Ortadoğu halkları başta olmak üzere, Asya halklarının da bir kısmı Newroz’u bayram olarak kutlamaktadır. Enternasyonal halkların bir bayram olarak kutladığı önemli günlerinden birisidir. Ama sadece bir bayram değildir, aynı zamanda halkların bir direnişi ve mücadeleyi bir bayram günü gibi kutlayabileceği bir gündür. Bugün Ortadoğu coğrafyasını ve bölgeyi düşündüğümüzde, 2021 Newrozu’na, ülkede barış, bölgede demokrasi diye çağrı yaptık. Çünkü şunu düşünüyoruz; Bölgede hala emperyalistlerin kutuplaşması ve kapışması bitmedi.

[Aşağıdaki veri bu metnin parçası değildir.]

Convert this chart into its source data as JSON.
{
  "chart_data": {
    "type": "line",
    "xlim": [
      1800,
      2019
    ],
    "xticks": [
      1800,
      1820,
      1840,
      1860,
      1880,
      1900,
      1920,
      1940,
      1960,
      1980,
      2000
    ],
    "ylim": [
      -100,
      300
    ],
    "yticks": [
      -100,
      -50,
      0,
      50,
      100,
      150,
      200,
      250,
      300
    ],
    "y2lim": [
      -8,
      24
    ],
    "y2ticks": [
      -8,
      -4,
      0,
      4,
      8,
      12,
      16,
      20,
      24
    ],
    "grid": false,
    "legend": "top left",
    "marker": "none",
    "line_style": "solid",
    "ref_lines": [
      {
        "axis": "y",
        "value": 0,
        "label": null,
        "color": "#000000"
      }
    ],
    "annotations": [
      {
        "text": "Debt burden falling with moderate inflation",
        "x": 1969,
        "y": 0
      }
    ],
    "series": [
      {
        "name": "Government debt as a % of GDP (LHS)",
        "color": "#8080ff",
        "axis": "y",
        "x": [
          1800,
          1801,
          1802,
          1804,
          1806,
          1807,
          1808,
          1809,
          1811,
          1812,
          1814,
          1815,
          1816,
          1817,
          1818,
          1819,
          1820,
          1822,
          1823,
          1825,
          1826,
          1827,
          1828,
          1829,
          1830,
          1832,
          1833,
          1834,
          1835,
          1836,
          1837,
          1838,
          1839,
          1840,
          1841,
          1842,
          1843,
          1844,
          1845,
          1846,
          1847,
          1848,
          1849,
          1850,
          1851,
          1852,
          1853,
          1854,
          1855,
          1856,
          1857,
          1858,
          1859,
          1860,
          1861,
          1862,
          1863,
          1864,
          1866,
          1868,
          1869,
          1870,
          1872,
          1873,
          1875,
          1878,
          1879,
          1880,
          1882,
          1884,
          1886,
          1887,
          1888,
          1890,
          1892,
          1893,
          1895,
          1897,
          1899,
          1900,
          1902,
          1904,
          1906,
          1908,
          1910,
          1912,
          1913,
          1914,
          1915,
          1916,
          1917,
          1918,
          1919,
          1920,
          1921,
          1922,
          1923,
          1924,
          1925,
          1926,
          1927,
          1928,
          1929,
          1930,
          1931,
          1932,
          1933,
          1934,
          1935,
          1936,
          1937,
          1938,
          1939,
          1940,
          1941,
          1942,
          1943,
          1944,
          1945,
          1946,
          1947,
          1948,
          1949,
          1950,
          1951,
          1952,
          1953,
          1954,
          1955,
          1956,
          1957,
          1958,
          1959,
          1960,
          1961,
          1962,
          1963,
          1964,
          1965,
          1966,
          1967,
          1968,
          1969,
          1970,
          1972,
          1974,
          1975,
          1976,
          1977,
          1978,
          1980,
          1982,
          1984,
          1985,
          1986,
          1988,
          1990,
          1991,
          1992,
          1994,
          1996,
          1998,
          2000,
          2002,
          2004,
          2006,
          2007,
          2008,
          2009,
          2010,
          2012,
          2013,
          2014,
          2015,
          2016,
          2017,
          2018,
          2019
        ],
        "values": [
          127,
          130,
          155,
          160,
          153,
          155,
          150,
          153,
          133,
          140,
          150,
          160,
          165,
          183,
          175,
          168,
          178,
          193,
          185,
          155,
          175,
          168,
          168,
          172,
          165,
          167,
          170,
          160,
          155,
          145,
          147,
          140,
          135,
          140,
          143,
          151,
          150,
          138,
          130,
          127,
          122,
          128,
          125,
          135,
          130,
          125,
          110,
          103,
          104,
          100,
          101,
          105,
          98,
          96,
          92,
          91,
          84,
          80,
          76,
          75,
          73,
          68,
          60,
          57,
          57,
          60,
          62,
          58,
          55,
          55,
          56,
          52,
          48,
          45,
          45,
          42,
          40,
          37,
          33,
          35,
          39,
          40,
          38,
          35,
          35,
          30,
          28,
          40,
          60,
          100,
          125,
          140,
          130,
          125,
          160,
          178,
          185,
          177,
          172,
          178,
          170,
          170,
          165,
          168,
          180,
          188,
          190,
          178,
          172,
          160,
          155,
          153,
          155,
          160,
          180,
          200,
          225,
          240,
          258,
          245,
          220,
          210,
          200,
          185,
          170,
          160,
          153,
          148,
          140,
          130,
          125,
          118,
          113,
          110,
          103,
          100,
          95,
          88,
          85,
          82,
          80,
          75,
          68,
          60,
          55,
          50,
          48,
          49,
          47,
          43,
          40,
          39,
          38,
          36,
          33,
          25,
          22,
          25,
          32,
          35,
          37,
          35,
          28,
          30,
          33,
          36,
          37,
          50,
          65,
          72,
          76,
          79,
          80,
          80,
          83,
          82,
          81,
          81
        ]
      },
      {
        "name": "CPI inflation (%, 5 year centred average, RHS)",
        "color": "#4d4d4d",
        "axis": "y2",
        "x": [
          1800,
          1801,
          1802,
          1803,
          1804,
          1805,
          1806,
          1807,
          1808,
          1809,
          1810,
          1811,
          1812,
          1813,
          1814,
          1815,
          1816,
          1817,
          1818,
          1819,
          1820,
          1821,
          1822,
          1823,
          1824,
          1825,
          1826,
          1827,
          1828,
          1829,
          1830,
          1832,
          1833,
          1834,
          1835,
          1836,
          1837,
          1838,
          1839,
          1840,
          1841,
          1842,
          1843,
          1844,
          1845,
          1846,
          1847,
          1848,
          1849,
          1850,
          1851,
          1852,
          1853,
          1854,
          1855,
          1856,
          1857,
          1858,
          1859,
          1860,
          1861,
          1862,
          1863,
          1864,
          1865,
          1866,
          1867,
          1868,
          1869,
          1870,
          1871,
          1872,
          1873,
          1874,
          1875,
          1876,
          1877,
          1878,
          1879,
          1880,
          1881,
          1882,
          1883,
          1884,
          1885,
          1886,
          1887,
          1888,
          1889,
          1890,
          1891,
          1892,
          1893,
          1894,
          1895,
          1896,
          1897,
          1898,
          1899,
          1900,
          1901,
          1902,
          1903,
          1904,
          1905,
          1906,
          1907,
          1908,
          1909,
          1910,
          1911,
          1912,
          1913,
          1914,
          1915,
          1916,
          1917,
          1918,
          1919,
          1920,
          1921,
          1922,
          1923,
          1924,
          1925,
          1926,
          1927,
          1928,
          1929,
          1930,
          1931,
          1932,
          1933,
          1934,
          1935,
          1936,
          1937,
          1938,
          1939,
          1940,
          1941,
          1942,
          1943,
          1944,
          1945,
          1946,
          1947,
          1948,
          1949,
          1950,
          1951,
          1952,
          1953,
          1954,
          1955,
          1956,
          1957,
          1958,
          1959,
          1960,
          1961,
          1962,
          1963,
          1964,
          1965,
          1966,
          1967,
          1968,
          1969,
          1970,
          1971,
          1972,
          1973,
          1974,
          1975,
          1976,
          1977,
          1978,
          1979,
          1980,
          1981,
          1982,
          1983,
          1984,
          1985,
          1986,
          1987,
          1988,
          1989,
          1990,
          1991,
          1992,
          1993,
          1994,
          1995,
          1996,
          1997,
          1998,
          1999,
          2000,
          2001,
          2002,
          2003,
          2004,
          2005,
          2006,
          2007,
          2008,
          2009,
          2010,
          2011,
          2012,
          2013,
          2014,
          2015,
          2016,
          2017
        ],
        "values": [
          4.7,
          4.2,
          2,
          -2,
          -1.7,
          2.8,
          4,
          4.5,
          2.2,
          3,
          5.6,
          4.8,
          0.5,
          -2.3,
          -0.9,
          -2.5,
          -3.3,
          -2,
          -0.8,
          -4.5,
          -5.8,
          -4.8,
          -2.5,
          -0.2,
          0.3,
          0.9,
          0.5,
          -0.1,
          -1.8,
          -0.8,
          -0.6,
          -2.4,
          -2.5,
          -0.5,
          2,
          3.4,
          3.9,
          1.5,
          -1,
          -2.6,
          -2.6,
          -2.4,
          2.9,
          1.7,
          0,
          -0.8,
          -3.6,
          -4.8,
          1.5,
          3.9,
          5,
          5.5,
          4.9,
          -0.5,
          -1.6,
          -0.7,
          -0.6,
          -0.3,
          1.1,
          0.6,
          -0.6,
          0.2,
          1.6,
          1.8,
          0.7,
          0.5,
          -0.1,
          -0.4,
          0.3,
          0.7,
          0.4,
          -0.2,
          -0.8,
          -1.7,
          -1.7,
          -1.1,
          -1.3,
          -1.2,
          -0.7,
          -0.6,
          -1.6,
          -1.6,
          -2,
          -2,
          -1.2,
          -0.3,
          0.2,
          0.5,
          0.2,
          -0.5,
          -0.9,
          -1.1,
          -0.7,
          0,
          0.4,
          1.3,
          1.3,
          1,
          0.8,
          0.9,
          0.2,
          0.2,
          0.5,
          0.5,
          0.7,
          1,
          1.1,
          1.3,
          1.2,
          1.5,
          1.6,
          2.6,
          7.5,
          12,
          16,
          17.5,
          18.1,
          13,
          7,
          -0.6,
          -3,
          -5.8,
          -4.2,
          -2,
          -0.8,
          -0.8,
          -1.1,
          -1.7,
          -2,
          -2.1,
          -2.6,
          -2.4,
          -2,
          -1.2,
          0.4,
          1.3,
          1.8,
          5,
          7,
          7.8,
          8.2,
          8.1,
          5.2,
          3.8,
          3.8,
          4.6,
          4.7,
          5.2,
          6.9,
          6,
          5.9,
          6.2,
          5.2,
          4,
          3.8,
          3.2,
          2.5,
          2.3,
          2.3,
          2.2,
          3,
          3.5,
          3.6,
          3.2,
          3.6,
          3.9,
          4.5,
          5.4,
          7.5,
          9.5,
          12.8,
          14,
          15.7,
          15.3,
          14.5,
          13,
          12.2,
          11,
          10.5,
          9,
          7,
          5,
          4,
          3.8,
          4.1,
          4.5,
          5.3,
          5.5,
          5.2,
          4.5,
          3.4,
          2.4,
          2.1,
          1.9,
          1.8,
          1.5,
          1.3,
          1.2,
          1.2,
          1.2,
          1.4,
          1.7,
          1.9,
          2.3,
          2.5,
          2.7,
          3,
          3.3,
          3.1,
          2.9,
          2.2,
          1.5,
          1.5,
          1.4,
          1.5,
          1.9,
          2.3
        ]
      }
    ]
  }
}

Ortadoğu’ya dair Rusya, ABD ve Avrupa ülkeleri başta olmak üzere burada enerji kaynakları, enerji dağıtım koridorları ve diğer yer altı ve yer üstü maden kaynaklarının paylaşımı konusundaki güç savaşı devam ediyor. Dolayısıyla bölgede emperyalizmin def edildiği, halkların kendi demokrasisini, özgürlüklerini, elleriyle kurduğu bir coğrafyanın yaratılabileceğini düşünüyorum. Bu açıdan da hem bayram günü hem de direniş ve mücadele günü olarak kazanacağımızın inancıyla tüm halkımızın Newroz’unu kutluyorum.